Katrina was briefly downgraded to a tropical storm as it
churned across the swampy Everglades after dousing Miami and
Fort Lauderdale, but turned back into a hurricane with 100-mph
(160-kph) winds as it moved over warm Gulf waters.
It was projected to become a dangerously powerful hurricane
with winds of at least 131 mph (210 kph) by late Sunday or
early Monday, threatening U.S. oil and gas rigs in the Gulf of
Mexico and already storm-scarred Gulf Coast communities from
the Florida Panhandle to low-lying New Orleans.
“We have ample resources to meet whatever comes,” said
Florida Gov. Jeb Bush.
“I worry more about the strains on family life in our
state. I worry more about communities being hard hit already,
preparing for yet another storm. Such is the physical loss of
property and psychological aspect of this, it wears you down.”
The Panhandle area was hit in July by Hurricane Dennis and
last September by Ivan. Many buildings there remain unrepaired
or covered in vulnerable tarpaulin.
Katrina dumped up to 12 inches of rain after coming ashore
south of Fort Lauderdale on Thursday with 80 mph (130 kph)

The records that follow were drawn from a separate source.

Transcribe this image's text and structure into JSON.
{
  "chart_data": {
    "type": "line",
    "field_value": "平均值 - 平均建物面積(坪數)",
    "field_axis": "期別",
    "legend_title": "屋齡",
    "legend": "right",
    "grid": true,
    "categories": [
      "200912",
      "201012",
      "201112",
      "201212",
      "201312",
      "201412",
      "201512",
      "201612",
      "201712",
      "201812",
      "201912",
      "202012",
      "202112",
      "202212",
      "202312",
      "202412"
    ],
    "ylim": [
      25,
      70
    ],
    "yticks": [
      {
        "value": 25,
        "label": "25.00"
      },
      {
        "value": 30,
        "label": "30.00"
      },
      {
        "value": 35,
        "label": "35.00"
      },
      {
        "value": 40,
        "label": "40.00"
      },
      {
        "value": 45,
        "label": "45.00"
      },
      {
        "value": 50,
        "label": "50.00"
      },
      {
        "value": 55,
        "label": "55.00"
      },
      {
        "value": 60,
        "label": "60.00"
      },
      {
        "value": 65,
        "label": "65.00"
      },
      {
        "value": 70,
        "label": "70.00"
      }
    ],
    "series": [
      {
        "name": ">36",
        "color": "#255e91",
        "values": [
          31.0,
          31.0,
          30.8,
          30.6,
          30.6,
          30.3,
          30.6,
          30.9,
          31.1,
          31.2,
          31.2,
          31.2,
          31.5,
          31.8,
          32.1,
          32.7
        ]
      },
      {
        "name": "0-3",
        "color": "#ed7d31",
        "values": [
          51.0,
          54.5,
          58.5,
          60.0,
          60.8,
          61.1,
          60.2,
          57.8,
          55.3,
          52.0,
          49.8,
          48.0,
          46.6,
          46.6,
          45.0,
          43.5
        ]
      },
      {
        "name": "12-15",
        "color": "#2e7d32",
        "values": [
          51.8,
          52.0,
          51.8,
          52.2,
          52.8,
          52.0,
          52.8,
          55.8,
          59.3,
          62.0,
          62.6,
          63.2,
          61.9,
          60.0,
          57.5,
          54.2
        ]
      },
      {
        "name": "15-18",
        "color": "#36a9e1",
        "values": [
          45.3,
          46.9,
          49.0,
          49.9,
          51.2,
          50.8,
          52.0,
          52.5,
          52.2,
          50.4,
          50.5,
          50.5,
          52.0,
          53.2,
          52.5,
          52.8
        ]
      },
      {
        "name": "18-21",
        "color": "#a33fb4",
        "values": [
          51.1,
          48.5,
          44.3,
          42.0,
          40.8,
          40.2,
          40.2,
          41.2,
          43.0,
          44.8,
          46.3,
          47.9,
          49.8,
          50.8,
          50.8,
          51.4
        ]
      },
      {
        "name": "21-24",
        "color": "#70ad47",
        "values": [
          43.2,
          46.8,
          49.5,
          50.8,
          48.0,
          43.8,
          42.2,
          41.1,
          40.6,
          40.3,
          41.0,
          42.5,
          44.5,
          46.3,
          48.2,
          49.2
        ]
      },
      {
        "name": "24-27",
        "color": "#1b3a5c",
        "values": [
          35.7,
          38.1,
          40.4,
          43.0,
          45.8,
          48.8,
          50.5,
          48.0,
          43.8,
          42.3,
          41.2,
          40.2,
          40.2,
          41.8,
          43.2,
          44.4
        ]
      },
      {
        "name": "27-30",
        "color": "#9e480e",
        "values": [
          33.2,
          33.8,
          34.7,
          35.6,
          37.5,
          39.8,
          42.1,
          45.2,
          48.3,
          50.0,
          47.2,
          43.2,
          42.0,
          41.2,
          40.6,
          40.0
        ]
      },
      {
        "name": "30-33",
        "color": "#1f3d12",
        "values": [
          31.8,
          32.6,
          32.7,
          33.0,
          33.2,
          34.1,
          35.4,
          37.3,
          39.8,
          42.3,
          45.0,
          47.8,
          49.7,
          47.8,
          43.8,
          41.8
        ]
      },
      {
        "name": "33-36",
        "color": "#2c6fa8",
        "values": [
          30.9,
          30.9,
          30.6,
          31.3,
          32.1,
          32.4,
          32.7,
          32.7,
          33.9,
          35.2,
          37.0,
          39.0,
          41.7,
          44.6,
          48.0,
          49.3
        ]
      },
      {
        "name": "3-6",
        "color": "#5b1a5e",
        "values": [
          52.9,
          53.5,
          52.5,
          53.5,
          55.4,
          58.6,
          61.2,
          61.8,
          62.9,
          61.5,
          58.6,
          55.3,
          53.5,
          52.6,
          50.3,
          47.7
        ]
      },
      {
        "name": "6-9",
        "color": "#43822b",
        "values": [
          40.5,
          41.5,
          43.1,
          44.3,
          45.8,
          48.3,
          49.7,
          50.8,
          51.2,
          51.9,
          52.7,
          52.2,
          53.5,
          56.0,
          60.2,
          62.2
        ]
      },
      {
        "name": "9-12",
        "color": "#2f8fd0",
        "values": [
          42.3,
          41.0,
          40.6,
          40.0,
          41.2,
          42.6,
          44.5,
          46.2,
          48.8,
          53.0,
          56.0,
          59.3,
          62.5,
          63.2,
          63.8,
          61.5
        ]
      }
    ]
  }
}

winds. It then made a slow and punishing trek southwest across
Miami, the U.S. National Hurricane Center said.
Insured losses from Katrina’s first strike could reach $1
billion to $2 billion, said Risk Management Solutions, a
Newark, California-based forecaster. Risk estimator AIR
Worldwide forecast $600 million in insured losses.
SHEETS OF RAIN
Sheets of rain flooded communities and fierce gusts
stripped tiles off roofs, tore away mosquito screens and
shattered trees.
Floodwaters were thigh-high in the Cutler Ridge area south
of Miami, where at least one person jet-skied down a street.
“There’s debris, there are tree limbs all over. Traffic
lights are out,” Broward County Sheriff Ken Jenne said. “Don’t
get in your car.”
Seven people were killed by the storm — three of them by
falling trees, officials said. One elderly man died when his
car struck a tree. Police recovered two bodies from a capsized
houseboat and a storm-battered yacht anchored offshore near
Miami’s City Hall, and police in Florida City south of Miami
said a man there also appeared to have drowned.
A couple and their three children aboard a 24-foot (7-
meter) boat off Cape Coral on Florida’s southern Gulf coast
were rescued by a U.S. Coast Guard helicopter.
An overpass under construction collapsed west of Miami,
blocking the city’s main east-west highway.
Schools, businesses and government offices in southeast
Florida were closed on Friday. Winds were so strong a parked
Boeing 767 was blown sideways at Miami International Airport.
Emergency officials reported more than 2.4 million people
without power in Florida — a state punished by four powerful
hurricanes in a six-week period last year.
Six oil companies operating in the Gulf of Mexico said they
evacuated workers from offshore platforms as a precaution, but
only one, Total of France, said production had been cut.
Oil prices slid more than a $1 a barrel after dealers bet
Katrina would not go further west than Florida’s Panhandle and
would miss the heart of oil and gas production in the Gulf.
But forecasters warned on Friday that computer models
predicting the storm’s track had shifted ominously westward.
By 5 p.m. (2100 GMT), Katrina was about 70 miles
west-northwest of Key West and moving west-southwest at 8 mph
(13 kph). It was expected to take a more westward track on
Saturday and eventually loop northward.